Interestingly, we observed that the proportion of Enterococci increased during the hospitalization and accounted for almost 30% of all BSIs in late hospitalizations. It is conceivable that the exposure to antibiotics including the increasing use of cephalosporins in Switzerland11, the accumulation of complications and the often increasing case-severity during the hospitalization may predispose patients to develop enterococcal BSI. Although we did not investigate individual clinical patient data, our results may help clinicians in selecting empirical therapies for patients with long hospitalization duration.

Similarly, we observed that resistance against first or second line antibiotics increased linearly during the hospitalization. Clinicians and intensivists often apply a specific cut-off for assessing the acquisition of BSIs (i.e., community versus hospital-acquired). These cut-offs frequently guided the selection of antimicrobial therapies. For Gram-negative bacteremias, several authors selected a time cut-off of 5 days for comparisons between early and late onset following hospital admission12. In light of our results, simplistic recommendations based on a single time cut-off may not properly reflect the complex ICU-acquired BSI epidemiology. Therefore, regarding selection of empirical antibiotic therapy, an oversimplified “community” versus “hospital-acquired” classification based on duration of hospitalization should be discouraged.

Possible skin contaminants were low on the first day and then remained stable. This may be explained by a higher skill level in emergency medicine personnel (versus those on wards) when drawing blood cultures13. Another explanation for the higher proportion of possible contaminants during ICU stays (i.e., excluding the day zero) may be the collection of blood through intravascular catheters, which are more prone to contamination14,15. Trends of possible contaminants should be interpreted with caution: we did not perform a patient-based assessment for possible contamination and possible contaminants should not be considered as proven blood culture contaminations.

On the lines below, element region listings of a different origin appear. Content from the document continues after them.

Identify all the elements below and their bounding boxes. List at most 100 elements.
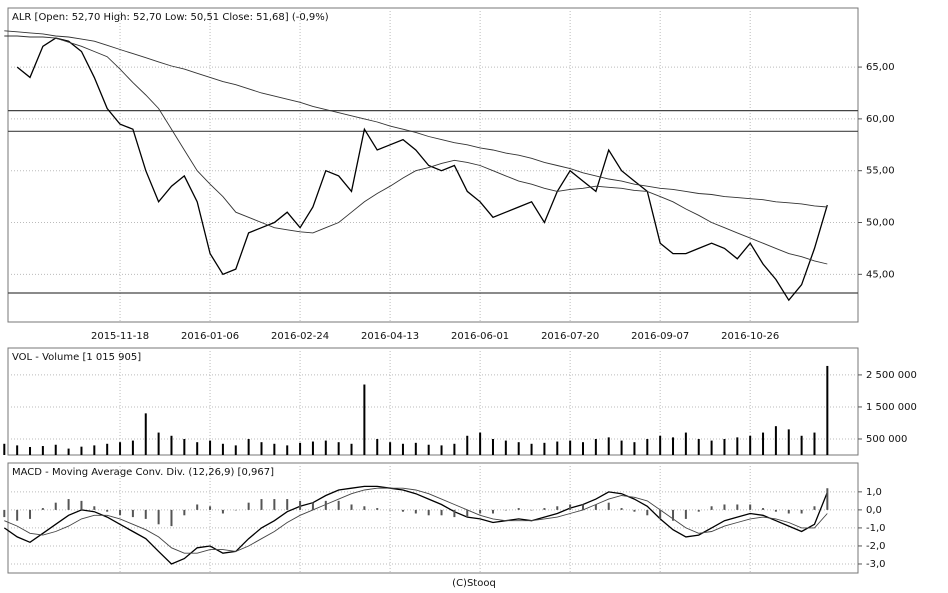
volume-bar — [157, 432, 160, 455]
histogram-bar — [749, 504, 752, 510]
histogram-bar — [350, 504, 353, 510]
x-tick-label: 2016-02-24 — [271, 331, 329, 342]
y-tick-label: -1,0 — [866, 523, 886, 534]
histogram-bar — [3, 509, 6, 518]
volume-bar — [183, 438, 186, 455]
histogram-bar — [427, 509, 430, 516]
x-tick-label: 2016-06-01 — [451, 331, 509, 342]
histogram-bar — [131, 509, 134, 518]
histogram-bar — [787, 509, 790, 514]
histogram-bar — [93, 506, 96, 510]
volume-bar — [723, 438, 726, 455]
volume-bar — [710, 440, 713, 455]
histogram-bar — [697, 509, 700, 512]
footer: (C)Stooq — [452, 578, 496, 589]
volume-bar — [736, 437, 739, 455]
volume-bar — [337, 442, 340, 455]
volume-bar — [556, 441, 559, 455]
volume-bar — [16, 445, 19, 455]
volume-bar — [427, 444, 430, 455]
histogram-bar — [710, 506, 713, 510]
histogram-bar — [106, 509, 109, 512]
volume-bar — [286, 445, 289, 455]
histogram-bar — [16, 509, 19, 521]
volume-bar — [697, 438, 700, 455]
y-tick-label: 0,0 — [866, 505, 882, 516]
volume-bar — [80, 446, 83, 455]
volume-bar — [543, 442, 546, 455]
histogram-bar — [569, 504, 572, 510]
y-tick-label: -2,0 — [866, 541, 886, 552]
volume-bar — [3, 443, 6, 455]
volume-bar — [41, 446, 44, 455]
volume-bar — [594, 438, 597, 455]
volume-bar — [67, 448, 70, 455]
y-tick-label: 1 500 000 — [866, 402, 917, 413]
histogram-bar — [736, 504, 739, 510]
volume-bar — [569, 440, 572, 455]
volume-bar — [453, 443, 456, 455]
histogram-bar — [504, 509, 507, 511]
volume-bar — [800, 435, 803, 455]
x-tick-label: 2016-10-26 — [721, 331, 779, 342]
histogram-bar — [29, 509, 32, 519]
histogram-bar — [813, 506, 816, 510]
volume-bar — [260, 442, 263, 455]
volume-bar — [144, 413, 147, 455]
volume-bar — [620, 440, 623, 455]
histogram-bar — [260, 499, 263, 510]
histogram-bar — [543, 508, 546, 510]
histogram-bar — [363, 506, 366, 510]
panel-title: VOL - Volume [1 015 905] — [12, 352, 141, 363]
x-tick-label: 2016-09-07 — [631, 331, 689, 342]
histogram-bar — [273, 499, 276, 510]
histogram-bar — [659, 509, 662, 519]
histogram-bar — [119, 509, 122, 516]
volume-bar — [813, 432, 816, 455]
x-tick-label: 2016-07-20 — [541, 331, 599, 342]
histogram-bar — [311, 502, 314, 510]
y-tick-label: 1,0 — [866, 487, 882, 498]
histogram-bar — [826, 488, 829, 510]
histogram-bar — [672, 509, 675, 521]
volume-bar — [131, 440, 134, 455]
histogram-bar — [183, 509, 186, 516]
histogram-bar — [80, 500, 83, 510]
volume-bar — [517, 442, 520, 455]
histogram-bar — [762, 508, 765, 510]
x-tick-label: 2015-11-18 — [91, 331, 149, 342]
volume-bar — [106, 443, 109, 455]
histogram-bar — [582, 504, 584, 510]
volume-bar — [209, 440, 212, 455]
volume-bar — [582, 442, 584, 455]
x-tick-label: 2016-01-06 — [181, 331, 239, 342]
panel-title: ALR [Open: 52,70 High: 52,70 Low: 50,51 … — [12, 12, 329, 23]
histogram-bar — [414, 509, 417, 514]
series-line — [4, 35, 828, 265]
volume-bar — [299, 442, 302, 455]
volume-bar — [633, 442, 636, 455]
volume-bar — [684, 432, 687, 455]
volume-bar — [440, 445, 443, 455]
histogram-bar — [556, 506, 559, 510]
panel-frame — [7, 462, 859, 574]
y-tick-label: 50,00 — [866, 218, 895, 229]
histogram-bar — [247, 502, 250, 510]
histogram-bar — [646, 509, 649, 516]
volume-bar — [826, 365, 829, 455]
histogram-bar — [54, 502, 57, 510]
histogram-bar — [157, 509, 160, 525]
histogram-bar — [453, 509, 456, 518]
histogram-bar — [633, 509, 636, 512]
panel-title: MACD - Moving Average Conv. Div. (12,26,… — [12, 467, 274, 478]
volume-bar — [234, 445, 237, 455]
histogram-bar — [479, 509, 482, 514]
series-line — [3, 485, 828, 565]
histogram-bar — [221, 509, 224, 514]
histogram-bar — [196, 504, 199, 510]
histogram-bar — [144, 509, 147, 519]
volume-bar — [324, 440, 327, 455]
volume-bar — [414, 442, 417, 455]
volume-bar — [530, 443, 533, 455]
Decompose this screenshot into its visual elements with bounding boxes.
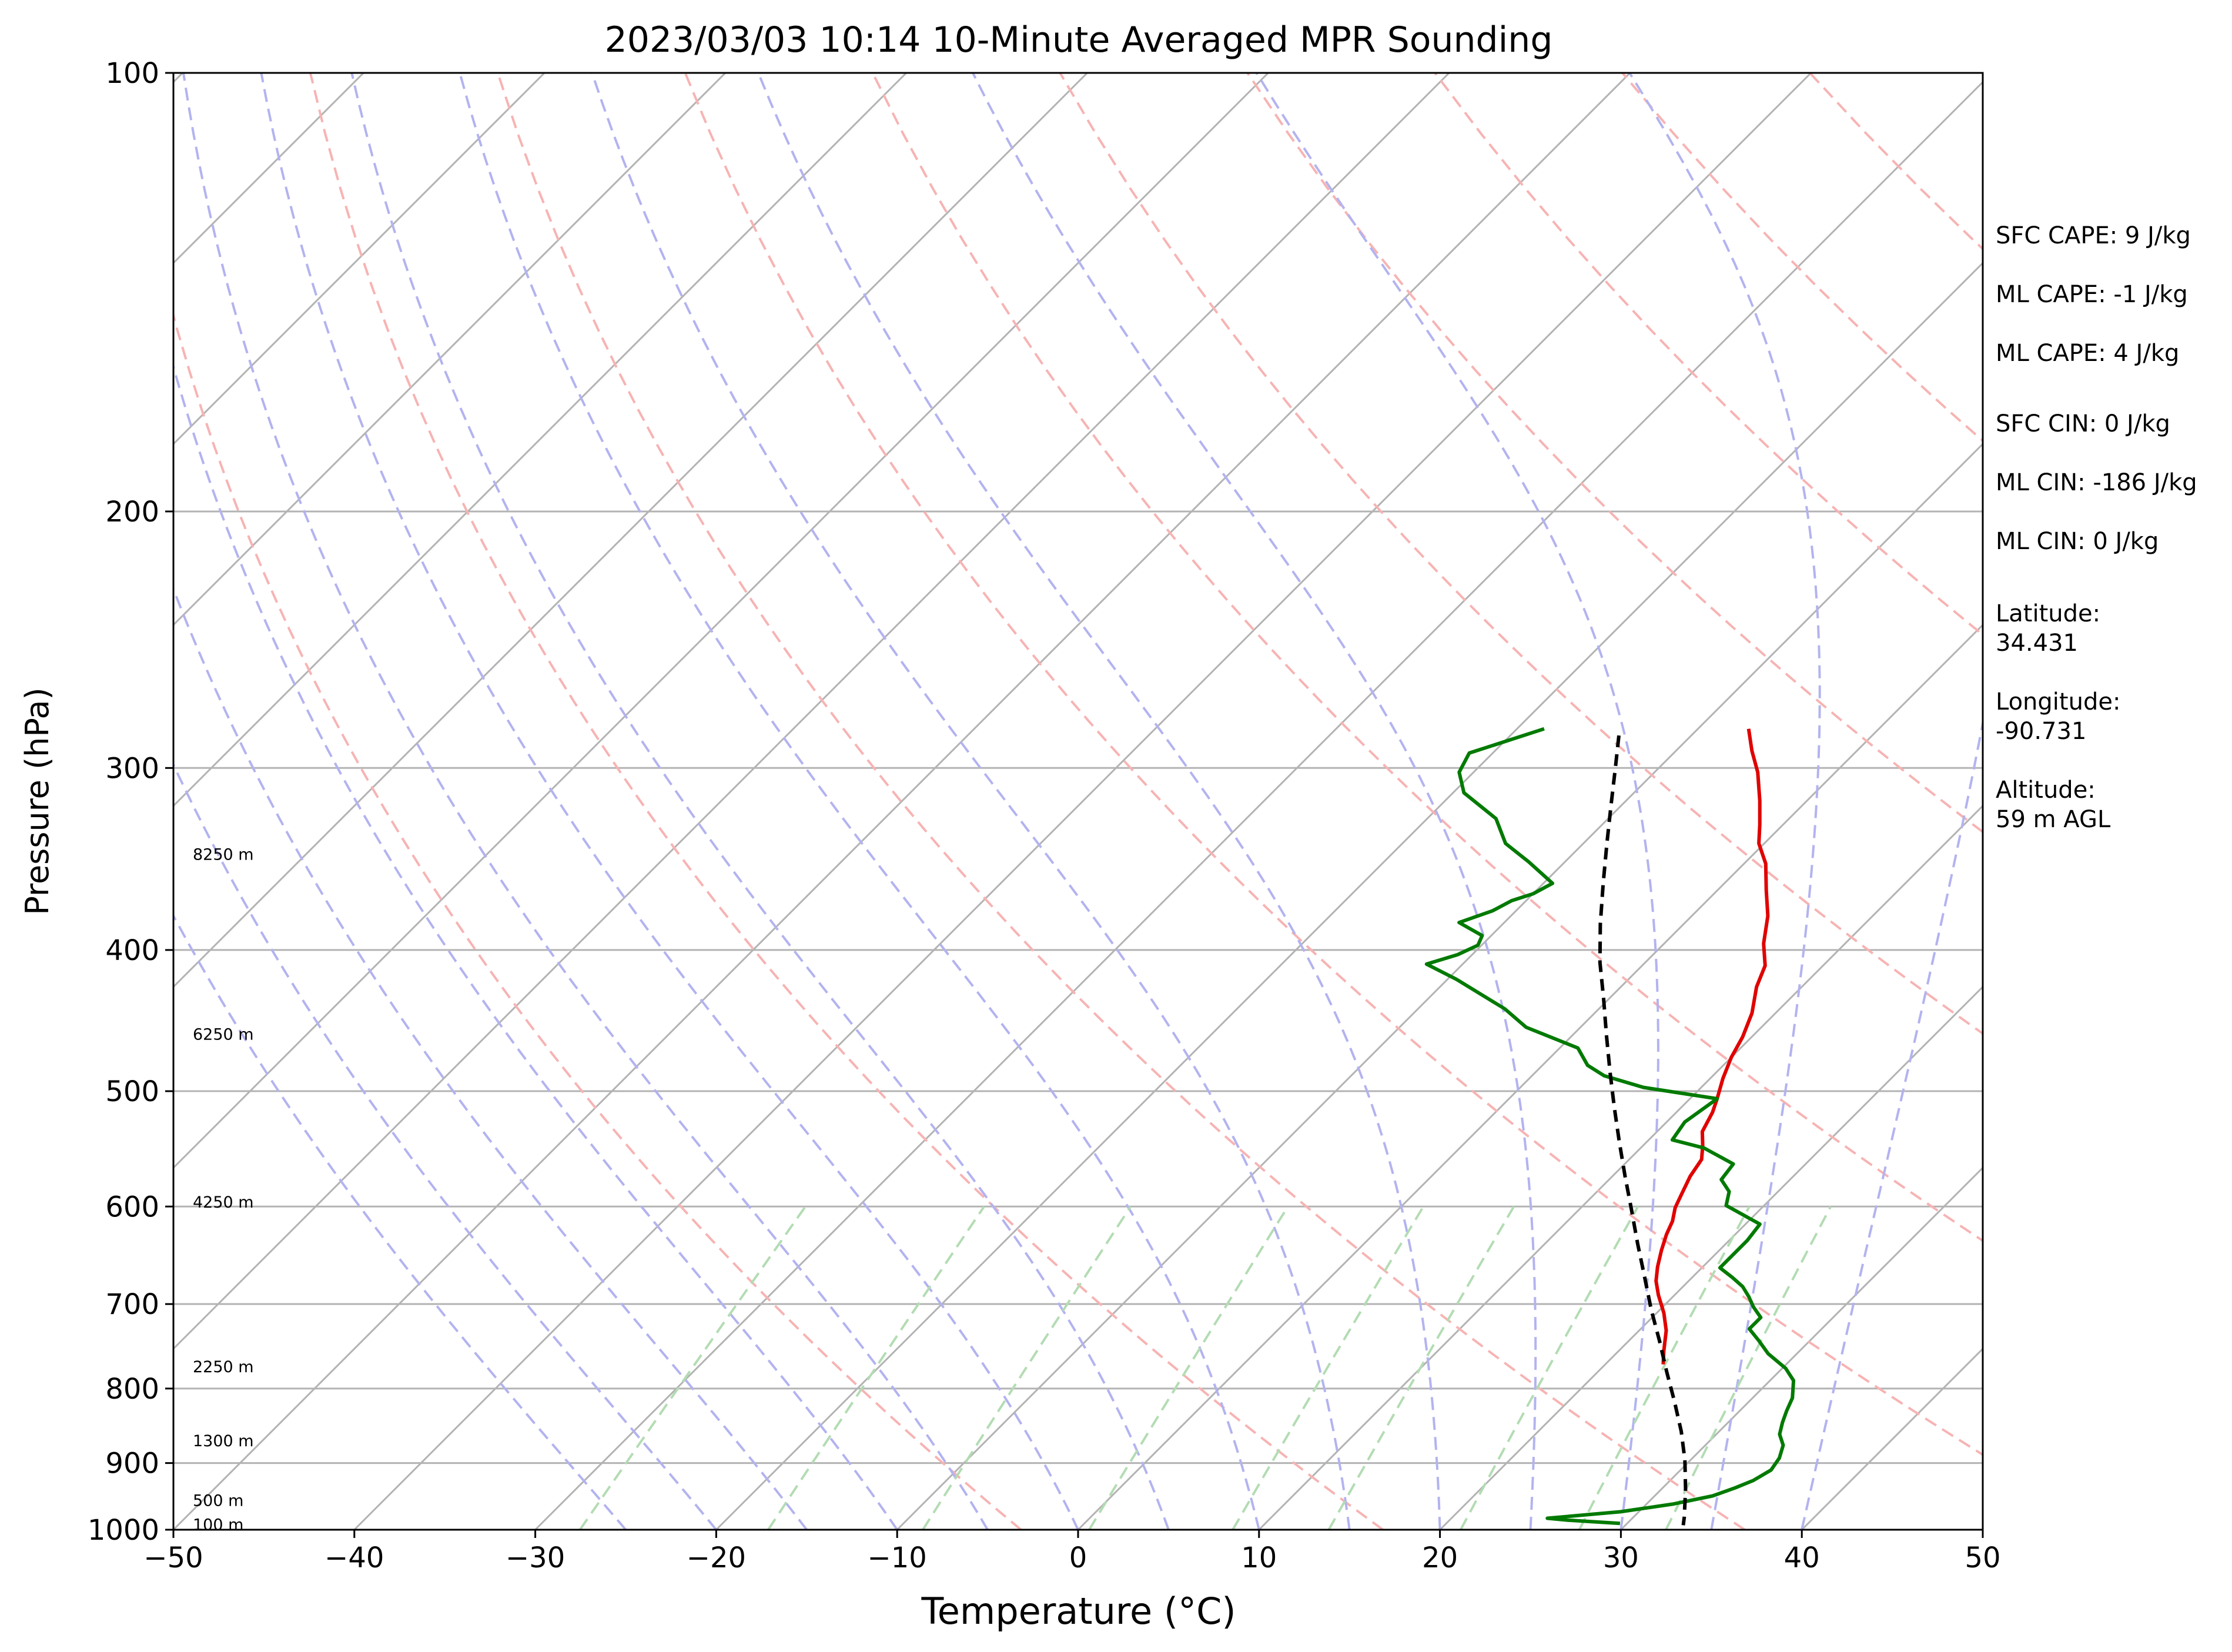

Our study has several limitations. First, we performed an analysis of a microbiological database and clinical data were unavailable to us (e.g., baseline comorbidities, reasons for admission, ICU admission date and reason, source of BSI and antibiotic treatment) and recommendations on BSI management could not be derived from this database. Second, Switzerland is a low-prevalence country regarding multidrug-resistant microorganisms and our data cannot be easily generalized to other countries. Third, we defined fungemic BSI episodes as resistant to first class antibiotics: formally, the epidemiology of fungemia cannot be equated with the epidemiology of bacteremia. However, we performed a sensitivity analysis excluding fungi which showed similar trends. Fourth, we performed simple descriptive analyses without adjustment for other confounders; moreover, we did not provide a more sophisticated risk prediction analysis and related score. Fifth, a selection bias could have been introduced when restricting the analysis to BSI with known acquisition relative to hospitalization duration. Finally, the raw number of ICU-BSI episodes decreased during the hospitalization and, therefore proportional trends should be interpreted with caution.


Using data from a large national microbiological database we describe pathogen distribution and bacterial resistance in ICU-BSI during hospitalization. The proportion of enterococcal BSI, candidemia and resistant microorganisms against first and second line antibiotics increased during hospitalization.

Ethics approval

As the analysis was performed on anonymized non-genetic surveillance data, ethical consent was not required according to the Swiss law for research on humans.